Eusebia (empress) - Empress

Empress

The Panegyric of Julian places her marriage to Constantius prior to the defeat of rival emperor Magnentius. Magnentius was dead by August 353. The marriage of Constantius and Eusebia may have occurred earlier in the year. "When he acquired the throne that had belonged to his ancestors, and had won it back from him who had usurped it by violence and desired to wed that he might beget sons to inherit his honour and power, deemed this lady worthy of his alliance, when he had already become of almost the whole world". In the original Medieval Greek text the word is "ecumene", a term originally used in the Greco-Roman world to refer to the inhabited Earth. Over time, the word came to mean the civilized world, and to be synonymous with the Roman Empire. The Prosopography interprets the text to mean that Constantius had yet to defeat Magnentius at the time.

The Panegyric mentions she asserted her influence early on. "Eusebia ... has come to be the partner of her husband's counsels, and though the Emperor is by nature merciful, good and wise, she encourages him to follow yet more becomingly his natural bent, and even turns justice to mercy. So that no one could even cite a case in which this Empress, whether with justice, as might happen, or unjustly, has ever been the cause of punishment or chastisement either great or small." ... "But not even when men richly deserve to suffer and be punished ought they to be utterly ruined. Now since the Empress recognises this, she has never bidden him inflict any injury of any kind, or any punishment or chastisement even on a single household of the citizens, much less on a whole kingdom or city. And I might add, with the utmost confidence that I am speaking the absolute truth, that in the case of no man or woman is possible to charge her with any misfortune that has happened, but all the benefits that she confers and has conferred, and on whom, I would gladly recount in as many cases as possible, and report them one by one, how for instance this man, thanks to her, enjoys his ancestral estate, and that man has been saved from punishment, though he was guilty in the eyes of the law, how a third escaped a malicious prosecution, though he came within an ace of the danger, how countless persons have received honour and office at her hands"
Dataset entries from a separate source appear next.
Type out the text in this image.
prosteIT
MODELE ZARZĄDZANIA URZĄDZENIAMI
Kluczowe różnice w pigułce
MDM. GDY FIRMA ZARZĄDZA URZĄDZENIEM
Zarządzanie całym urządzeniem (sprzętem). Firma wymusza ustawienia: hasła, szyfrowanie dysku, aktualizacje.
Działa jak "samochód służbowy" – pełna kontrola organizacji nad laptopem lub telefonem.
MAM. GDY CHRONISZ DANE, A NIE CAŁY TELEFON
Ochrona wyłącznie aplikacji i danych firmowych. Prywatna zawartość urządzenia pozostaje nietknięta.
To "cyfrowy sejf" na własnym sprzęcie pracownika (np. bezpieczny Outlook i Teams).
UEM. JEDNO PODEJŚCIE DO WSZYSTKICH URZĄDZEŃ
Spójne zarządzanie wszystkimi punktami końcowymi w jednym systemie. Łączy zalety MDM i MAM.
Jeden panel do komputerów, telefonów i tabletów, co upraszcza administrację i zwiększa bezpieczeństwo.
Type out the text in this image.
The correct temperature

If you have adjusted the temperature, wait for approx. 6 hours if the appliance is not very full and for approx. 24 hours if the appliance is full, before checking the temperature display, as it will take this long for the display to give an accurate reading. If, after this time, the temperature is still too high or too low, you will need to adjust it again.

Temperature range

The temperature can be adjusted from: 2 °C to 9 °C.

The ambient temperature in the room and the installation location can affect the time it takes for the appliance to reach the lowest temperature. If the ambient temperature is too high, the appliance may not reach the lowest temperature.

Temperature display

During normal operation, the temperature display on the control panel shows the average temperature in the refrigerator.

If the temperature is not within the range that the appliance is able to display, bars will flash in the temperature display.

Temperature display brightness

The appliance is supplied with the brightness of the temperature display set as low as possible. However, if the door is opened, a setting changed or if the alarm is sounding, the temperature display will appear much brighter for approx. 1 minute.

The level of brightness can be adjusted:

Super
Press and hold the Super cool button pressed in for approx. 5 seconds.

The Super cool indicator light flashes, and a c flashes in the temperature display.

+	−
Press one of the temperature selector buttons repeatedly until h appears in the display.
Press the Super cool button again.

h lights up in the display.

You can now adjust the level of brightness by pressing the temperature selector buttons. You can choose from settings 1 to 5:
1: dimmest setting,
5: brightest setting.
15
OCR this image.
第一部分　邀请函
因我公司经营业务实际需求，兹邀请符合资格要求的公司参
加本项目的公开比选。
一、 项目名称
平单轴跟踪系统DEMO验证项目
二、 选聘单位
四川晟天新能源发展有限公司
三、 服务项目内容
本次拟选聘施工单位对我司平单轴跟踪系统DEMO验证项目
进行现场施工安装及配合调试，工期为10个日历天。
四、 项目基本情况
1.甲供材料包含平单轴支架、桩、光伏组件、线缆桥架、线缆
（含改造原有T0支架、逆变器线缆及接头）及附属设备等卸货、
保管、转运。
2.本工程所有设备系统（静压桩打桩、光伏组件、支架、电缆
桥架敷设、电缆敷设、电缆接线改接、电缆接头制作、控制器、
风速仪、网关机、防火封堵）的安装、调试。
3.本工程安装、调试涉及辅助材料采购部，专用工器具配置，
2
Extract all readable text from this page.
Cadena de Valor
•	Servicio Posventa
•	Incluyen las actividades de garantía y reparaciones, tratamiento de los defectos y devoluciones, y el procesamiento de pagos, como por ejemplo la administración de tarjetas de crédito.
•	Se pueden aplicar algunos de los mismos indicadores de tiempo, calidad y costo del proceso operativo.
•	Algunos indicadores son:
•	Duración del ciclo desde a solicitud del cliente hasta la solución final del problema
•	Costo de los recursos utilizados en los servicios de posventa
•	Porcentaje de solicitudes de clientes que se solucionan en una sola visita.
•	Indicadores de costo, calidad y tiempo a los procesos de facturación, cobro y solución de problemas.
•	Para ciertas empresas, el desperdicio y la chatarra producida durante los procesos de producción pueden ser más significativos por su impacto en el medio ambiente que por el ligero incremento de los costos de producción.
Julian goes on to present Eusebia's patronage of her own family, alluding to practice of nepotism by the Empress. "When she had in the beginning secured her husband's good will for her actions like a "frontage shining from afar," to use the words of the great poet Pindar, she forthwith showered honours on all her family and kinsfolk, appointing to more important functions those who had already been tested and were of mature age, and making them seem fortunate and enviable, and she won for them the Emperor's friendship and laid the foundations of their present prosperity. And if anyone thinks, what is in fact true, that on their own account they are worthy of honour, he will applaud her all the more. For it is evident that it was their merit, far more than the ties of kinship, that she rewarded; and one could hardly pay her a higher compliment than that. Such then was her treatment of these. And to all who, since they were still obscure on account of their youth, needed recognition of any sort, she awarded lesser honours. And not only on her kinsfolk has she conferred such benefits, but whenever she learned that ties of friendship used to exist with her ancestors, she has not allowed it to be unprofitable to those who owned such ties, but she honours them, I understand, no less than her own kinsfolk, and to all whom she regard's as her father's friends she dispensed wonderful rewards for their friendship."

Julian mentions Eusebia visiting Rome in 354. Her husband was in Germania at the time. "The visit which she lately made to Rome when the Emperor was on his campaign and had crossed the Rhine by bridges or forts near the frontiers of Galetia ... I could indeed very properly have given an account of this visit, and described how the people and the Senate welcomed her with rejoicings and went to meet her with enthusiasm, and received her as is their custom to receive an Empress, and told the amount of the expenditure, how generous and splendid it was, and the costliness of the preparations, and reckoned up the sums she distributed to the presidents of the tribes and the centurions of the people."